I’m I’m about halfway through reading a book called The Two Million-Year-Old Self, by Anthony Stevens, an English Jungian analyst, and am finding the concepts captivating. I thought I’d share a little.
Stevens sheds light on the “ways in which the archaic influences our lives” through a kind of psychic archaeology, delving into the collective unconscious through dream images. Though Jung was derided by many for this idea, it is supported by neuroscientific evidence that dreaming activity begins in the phylogenetically ancient parts of the brain. “To encounter the two million-year-old self within is to experience the phylogeny of our species as a personal revelation,” Stevens writes, yet this primordial figure that is our constant companion is generally unknown to us.

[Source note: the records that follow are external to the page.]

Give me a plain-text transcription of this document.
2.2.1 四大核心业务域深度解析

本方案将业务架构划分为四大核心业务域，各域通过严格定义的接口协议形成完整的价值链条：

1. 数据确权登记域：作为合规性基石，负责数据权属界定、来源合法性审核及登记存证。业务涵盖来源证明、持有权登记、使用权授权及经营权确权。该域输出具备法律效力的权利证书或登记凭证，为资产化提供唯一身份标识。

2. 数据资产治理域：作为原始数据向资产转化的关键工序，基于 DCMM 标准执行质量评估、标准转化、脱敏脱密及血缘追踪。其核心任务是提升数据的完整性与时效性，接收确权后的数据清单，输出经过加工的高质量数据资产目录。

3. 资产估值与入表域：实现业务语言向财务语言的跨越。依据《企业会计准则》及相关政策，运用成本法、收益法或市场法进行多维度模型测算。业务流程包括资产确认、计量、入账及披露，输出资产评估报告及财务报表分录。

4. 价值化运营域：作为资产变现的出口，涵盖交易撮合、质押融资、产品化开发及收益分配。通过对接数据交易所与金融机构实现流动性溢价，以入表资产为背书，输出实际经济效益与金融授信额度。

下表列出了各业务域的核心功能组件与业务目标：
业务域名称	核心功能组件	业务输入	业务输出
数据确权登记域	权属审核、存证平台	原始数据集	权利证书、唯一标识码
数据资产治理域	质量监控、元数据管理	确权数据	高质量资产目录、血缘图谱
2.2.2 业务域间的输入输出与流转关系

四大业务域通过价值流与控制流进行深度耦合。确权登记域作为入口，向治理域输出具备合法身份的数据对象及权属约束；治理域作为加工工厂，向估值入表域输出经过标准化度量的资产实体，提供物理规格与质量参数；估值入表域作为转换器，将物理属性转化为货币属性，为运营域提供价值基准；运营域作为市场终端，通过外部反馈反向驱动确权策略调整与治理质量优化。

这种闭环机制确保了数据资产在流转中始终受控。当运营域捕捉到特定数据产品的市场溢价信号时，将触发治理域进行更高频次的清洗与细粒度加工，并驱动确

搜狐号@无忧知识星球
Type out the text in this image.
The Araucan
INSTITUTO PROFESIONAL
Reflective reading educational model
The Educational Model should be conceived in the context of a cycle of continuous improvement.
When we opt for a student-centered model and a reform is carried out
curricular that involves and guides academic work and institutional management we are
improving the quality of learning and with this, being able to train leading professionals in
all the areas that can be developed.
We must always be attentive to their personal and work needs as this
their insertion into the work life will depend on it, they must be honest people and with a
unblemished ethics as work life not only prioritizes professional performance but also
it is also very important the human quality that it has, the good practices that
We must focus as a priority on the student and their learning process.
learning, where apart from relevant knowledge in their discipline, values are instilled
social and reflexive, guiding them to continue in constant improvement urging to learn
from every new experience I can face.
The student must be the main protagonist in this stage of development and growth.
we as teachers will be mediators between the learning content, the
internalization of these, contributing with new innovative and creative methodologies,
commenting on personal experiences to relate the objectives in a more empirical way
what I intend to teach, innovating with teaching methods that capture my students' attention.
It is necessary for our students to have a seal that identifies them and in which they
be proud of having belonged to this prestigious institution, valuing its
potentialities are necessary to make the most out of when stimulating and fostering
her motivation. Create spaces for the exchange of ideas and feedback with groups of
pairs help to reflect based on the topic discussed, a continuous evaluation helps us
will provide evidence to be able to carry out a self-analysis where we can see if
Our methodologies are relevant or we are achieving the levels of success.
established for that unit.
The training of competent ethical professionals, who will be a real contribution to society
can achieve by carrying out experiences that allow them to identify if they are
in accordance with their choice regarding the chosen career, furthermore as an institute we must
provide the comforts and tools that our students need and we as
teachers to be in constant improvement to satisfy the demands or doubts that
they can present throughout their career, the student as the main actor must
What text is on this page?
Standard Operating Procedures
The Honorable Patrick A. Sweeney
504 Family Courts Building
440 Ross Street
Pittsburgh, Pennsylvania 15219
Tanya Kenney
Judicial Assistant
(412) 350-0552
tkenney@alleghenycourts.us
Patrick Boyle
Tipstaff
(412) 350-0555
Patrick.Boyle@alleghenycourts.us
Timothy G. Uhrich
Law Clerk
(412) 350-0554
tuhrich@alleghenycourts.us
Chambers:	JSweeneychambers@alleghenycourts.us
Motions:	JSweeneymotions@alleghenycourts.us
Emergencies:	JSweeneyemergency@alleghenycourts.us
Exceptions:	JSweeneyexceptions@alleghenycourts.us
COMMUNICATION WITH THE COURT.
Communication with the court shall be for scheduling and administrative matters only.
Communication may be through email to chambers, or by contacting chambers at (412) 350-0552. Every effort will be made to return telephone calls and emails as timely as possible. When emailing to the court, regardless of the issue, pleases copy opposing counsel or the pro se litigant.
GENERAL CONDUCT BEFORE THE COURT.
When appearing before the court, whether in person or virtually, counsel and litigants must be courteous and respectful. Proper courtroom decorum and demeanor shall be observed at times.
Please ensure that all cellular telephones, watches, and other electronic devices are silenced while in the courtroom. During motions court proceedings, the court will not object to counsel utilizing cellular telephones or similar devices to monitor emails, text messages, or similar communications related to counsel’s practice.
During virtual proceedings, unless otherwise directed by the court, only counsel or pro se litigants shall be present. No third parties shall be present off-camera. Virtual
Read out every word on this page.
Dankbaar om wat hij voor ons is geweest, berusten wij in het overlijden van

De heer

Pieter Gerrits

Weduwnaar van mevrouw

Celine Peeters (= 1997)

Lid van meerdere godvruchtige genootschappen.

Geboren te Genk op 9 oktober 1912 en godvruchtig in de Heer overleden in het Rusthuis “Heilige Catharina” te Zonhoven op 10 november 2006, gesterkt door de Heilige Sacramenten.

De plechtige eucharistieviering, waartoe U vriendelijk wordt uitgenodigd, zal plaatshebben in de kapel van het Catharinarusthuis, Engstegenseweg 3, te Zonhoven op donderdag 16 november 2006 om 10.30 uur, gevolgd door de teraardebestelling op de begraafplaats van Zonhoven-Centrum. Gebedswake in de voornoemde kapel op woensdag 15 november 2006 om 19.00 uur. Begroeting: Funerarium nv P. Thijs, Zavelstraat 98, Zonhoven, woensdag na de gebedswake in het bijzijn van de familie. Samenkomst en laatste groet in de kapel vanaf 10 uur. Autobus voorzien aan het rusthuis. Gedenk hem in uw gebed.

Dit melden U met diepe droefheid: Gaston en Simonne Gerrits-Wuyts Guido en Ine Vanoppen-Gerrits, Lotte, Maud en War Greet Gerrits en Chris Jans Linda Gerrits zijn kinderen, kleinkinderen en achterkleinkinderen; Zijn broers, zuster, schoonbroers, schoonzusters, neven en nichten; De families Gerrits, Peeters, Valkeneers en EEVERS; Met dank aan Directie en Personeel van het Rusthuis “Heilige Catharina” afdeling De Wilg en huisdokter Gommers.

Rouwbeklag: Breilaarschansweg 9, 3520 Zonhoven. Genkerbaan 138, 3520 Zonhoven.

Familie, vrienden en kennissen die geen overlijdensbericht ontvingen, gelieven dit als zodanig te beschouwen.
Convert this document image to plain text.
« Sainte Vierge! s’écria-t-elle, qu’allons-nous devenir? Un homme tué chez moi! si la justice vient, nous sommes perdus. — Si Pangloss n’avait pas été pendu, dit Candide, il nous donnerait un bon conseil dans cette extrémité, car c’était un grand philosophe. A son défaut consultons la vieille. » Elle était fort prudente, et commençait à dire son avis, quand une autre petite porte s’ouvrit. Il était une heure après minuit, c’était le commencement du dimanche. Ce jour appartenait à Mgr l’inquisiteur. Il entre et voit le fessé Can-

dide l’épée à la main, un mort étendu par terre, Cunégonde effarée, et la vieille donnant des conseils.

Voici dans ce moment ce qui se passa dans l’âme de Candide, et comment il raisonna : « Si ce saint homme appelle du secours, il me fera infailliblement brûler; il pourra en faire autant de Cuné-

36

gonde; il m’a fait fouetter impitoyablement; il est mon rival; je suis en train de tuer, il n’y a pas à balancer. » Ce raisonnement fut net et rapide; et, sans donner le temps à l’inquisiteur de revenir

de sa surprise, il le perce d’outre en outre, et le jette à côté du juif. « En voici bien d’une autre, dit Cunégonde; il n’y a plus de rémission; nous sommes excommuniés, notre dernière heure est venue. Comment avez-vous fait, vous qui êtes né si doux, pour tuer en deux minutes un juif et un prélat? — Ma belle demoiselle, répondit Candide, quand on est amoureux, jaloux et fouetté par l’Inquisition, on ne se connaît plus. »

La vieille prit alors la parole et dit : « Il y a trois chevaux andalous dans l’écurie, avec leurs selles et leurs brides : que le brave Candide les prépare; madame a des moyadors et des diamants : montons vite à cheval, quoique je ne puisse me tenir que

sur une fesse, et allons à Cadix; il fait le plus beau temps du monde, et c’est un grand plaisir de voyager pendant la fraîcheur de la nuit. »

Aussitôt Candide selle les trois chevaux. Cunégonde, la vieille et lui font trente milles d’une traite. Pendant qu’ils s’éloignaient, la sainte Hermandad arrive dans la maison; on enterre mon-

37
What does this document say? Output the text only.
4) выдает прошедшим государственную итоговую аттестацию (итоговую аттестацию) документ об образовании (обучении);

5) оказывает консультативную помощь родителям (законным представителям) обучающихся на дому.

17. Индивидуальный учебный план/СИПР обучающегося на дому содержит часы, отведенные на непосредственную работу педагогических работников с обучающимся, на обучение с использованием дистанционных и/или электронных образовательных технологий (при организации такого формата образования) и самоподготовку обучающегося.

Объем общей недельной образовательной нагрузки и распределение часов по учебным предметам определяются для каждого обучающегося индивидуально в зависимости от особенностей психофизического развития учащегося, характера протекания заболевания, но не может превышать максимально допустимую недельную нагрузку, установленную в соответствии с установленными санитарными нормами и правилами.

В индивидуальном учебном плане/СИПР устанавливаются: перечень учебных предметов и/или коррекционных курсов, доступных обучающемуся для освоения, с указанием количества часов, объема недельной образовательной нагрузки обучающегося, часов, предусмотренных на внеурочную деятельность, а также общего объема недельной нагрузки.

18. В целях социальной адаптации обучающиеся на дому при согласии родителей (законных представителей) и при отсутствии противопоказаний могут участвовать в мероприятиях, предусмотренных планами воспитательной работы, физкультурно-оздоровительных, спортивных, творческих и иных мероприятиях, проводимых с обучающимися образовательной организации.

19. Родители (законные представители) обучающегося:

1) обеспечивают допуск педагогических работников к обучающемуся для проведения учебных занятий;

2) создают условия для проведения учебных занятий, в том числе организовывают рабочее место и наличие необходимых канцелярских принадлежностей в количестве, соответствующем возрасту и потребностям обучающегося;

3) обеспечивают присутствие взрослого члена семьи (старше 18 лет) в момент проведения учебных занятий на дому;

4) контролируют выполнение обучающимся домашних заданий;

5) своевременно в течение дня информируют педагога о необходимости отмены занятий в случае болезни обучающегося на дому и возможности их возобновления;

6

Jung believed that the deeper, evolved intelligence of humankind lies beneath our conscious intelligence, that our private world is built upon a dynamic, universal substratum—the “natural mind.” Stevens proposes that personal and collective healing may well lie in finding this archetype within ourselves. I love that Stevens brings caring for the Earth in as a key point: “We have to change our attitudes, our institutions, and our environment in order to bring the natural life of our species once more into harmony with the natural life of our planet.”
It fascinates me to contemplate our having collective memories from the beginning of our species that emerge in dreams. “In our dreams we participate in our phylogeny … speak to the species.” Hopefully in the second half he reveals some of the signs of this layer in our dreams.